Traceback on a frequent backup
I got the following traceback on a frequent backup task (running every 5 minutes). The failure happened only once. Subsequent backup tasks succeeded normally, so not a big issue for me. I am just posting it, since maybe there is some corner case that can be handled better.
Traceback (most recent call last):
File "/usr/local/bin/attic", line 5, in <module>
pkg_resources.run_script('Attic==0.13', 'attic')
File "/usr/lib/python3/dist-packages/pkg_resources.py", line 499, in run_script
self.require(requires)[0].run_script(script_name, ns)
File "/usr/lib/python3/dist-packages/pkg_resources.py", line 1236, in run_script
exec(compile(open(script_filename).read(), script_filename, 'exec'), namespace, namespace)

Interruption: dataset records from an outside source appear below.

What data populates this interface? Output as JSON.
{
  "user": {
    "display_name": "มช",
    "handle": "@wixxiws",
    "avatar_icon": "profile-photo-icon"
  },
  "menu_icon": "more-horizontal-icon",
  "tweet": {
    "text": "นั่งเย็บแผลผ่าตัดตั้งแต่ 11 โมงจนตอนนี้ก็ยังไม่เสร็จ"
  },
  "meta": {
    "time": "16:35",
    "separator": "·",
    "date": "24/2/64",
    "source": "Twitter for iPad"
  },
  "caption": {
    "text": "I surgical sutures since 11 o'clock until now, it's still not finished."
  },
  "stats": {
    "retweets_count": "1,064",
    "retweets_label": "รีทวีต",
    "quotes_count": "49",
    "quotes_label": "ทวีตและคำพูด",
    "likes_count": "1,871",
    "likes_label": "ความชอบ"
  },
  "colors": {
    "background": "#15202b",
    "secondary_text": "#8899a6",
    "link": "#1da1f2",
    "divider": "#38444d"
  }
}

File "/usr/local/lib/python3.2/dist-packages/Attic-0.13-py3.2-linux-x86_64.egg/EGG-INFO/scripts/attic", line 3, in <module>
main()
File "/usr/local/lib/python3.2/dist-packages/Attic-0.13-py3.2-linux-x86_64.egg/attic/archiver.py", line 715, in main
exit_code = archiver.run(sys.argv[1:])
File "/usr/local/lib/python3.2/dist-packages/Attic-0.13-py3.2-linux-x86_64.egg/attic/archiver.py", line 705, in run
return args.func(args)
File "/usr/local/lib/python3.2/dist-packages/Attic-0.13-py3.2-linux-x86_64.egg/attic/archiver.py", line 129, in do_create
archive.save()
File "/usr/local/lib/python3.2/dist-packages/Attic-0.13-py3.2-linux-x86_64.egg/attic/archive.py", line 198, in save
self.cache.commit()
File "/usr/local/lib/python3.2/dist-packages/Attic-0.13-py3.2-linux-x86_64.egg/attic/cache.py", line 118, in commit
os.path.join(self.path, 'txn.tmp'))
OSError: [Errno 2] No such file or directory
Let me expand a little bit on this...
I am using the same (remote) repository for two different backup tasks, separated with a different archive prefix. One backup task is scheduled to run very frequently (every 5 minutes), while the other is scheduled to run only once per day. Both backup tasks include a 'prune' command after the 'create' command to remove older archives.
The traceback in the first post happened only once, on a 'create' command for the frequent backup. The other backup, the daily one, which takes more time, while it always succeeds on the 'create' command, occasionally it fails on the 'prune' command, with the following traceback:
Traceback (most recent call last):
File "/usr/local/bin/attic", line 5, in <module>
pkg_resources.run_script('Attic==0.13', 'attic')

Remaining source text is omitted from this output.